M.G. Siegler linked to this Daniel Levitin NYT article from last summer about the way the brain works.

The article explains that our brains have two basic operating modes: a focus mode that gets things done and a wandering or daydreaming mode that allows for neural resets and fosters creative breakthroughs. Both modes are necessary, and both are being challenged as never before with the information overload most of us experience every day.

The author recommends dedicating chunks of time, 30 minutes to an hour, say, to focus on a project without distraction. And build in breaks between focused time to allow the mind to wander, to daydream. Here is Levitin’s advice:

“If you want to be more productive and creative, and to have more energy, the science dictates that you should partition your day into project periods. Your social networking should be done during a designated time, not as constant interruptions to your day.

Email, too, should be done at designated times. An email that you know is sitting there, unread, may sap attentional resources as your brain keeps thinking about it, distracting you from what you’re doing. What might be in it? Who’s it from? Is it good news or bad news? It’s better to leave your email program off than to hear that constant ping and know that you’re ignoring messages.

Increasing creativity will happen naturally as we tame the multitasking and immerse ourselves in a single task for sustained periods of, say, 30 to 50 minutes. Several studies have shown that a walk in nature or listening to music can trigger the mind-wandering mode. This acts as a neural reset button, and provides much needed perspective on what you’re doing.”

Turn off any unnecessary pings on your devices. I’ve known people whose phones audibly alert them every time an email arrives. Insane.
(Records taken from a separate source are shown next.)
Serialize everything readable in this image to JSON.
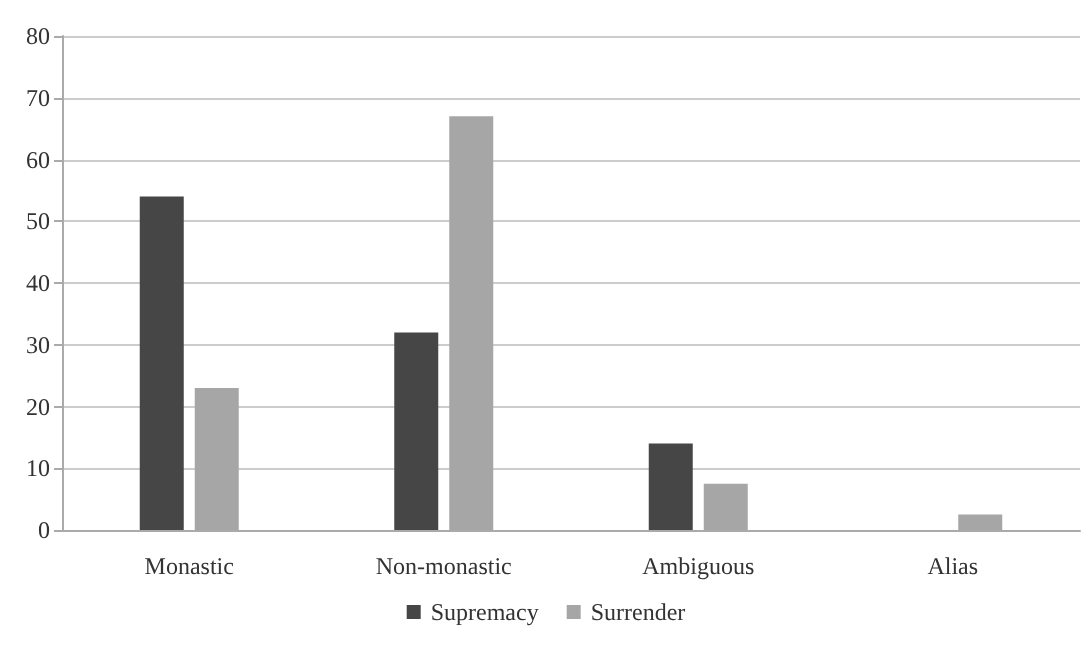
{
  "chart_data": {
    "type": "bar",
    "categories": [
      "Monastic",
      "Non-monastic",
      "Ambiguous",
      "Alias"
    ],
    "series": [
      {
        "name": "Supremacy",
        "color": "#464646",
        "values": [
          54,
          32,
          14,
          0
        ]
      },
      {
        "name": "Surrender",
        "color": "#a6a6a6",
        "values": [
          23,
          67,
          7.5,
          2.5
        ]
      }
    ],
    "ylim": [
      0,
      80
    ],
    "yticks": [
      0,
      10,
      20,
      30,
      40,
      50,
      60,
      70,
      80
    ],
    "grid": "y",
    "legend": "bottom"
  }
}
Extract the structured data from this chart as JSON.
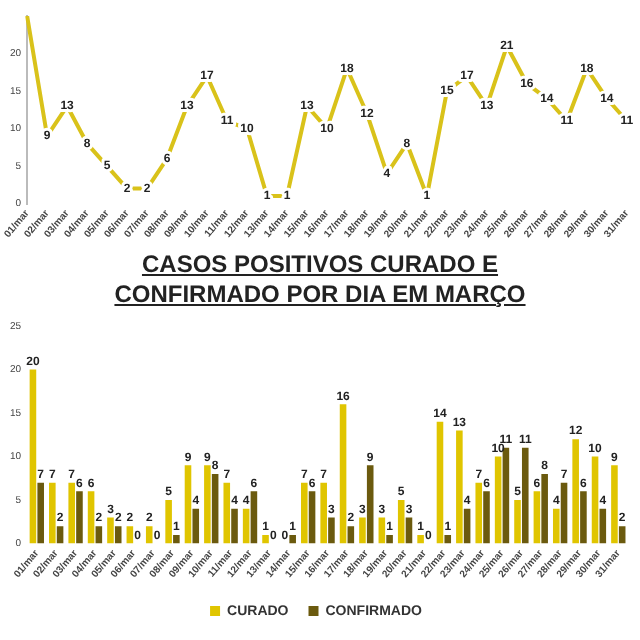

This article has prompted me to turn off email notifications on my phone’s lock screen and even to disable the badge noting the number of unread emails on the app icon.

Twitter and email and messaging apps should serve my needs. They don’t need to control me and make me jump at every new input. What if I responded to email just once each day? What if the only apps open on my Mac were the ones I was actively using?

This is hard to do. It’s so tempting to keep checking to see if anything new has appeared in any of my many internet collection buckets. But even blocking off 30 minutes to work with focus, without distraction, on something important can lead not only to a more productive work life, but to a saner, calmer life as well. Close the door if you can. Put on headphones. Shield yourself from pings and alerts.

And go take a walk. Get outside. Wander the halls. Change your perspective regularly for a reset before going back into focus mode. Experiment for yourself and see what works best for you.

Find a rhythm that nature, and your neural wiring, expects and seems most conducive for productivity and creativity and peace of mind. Focus. Wander. Focus. Wander.

Got it? Okay. Going on a walk. Right. Now.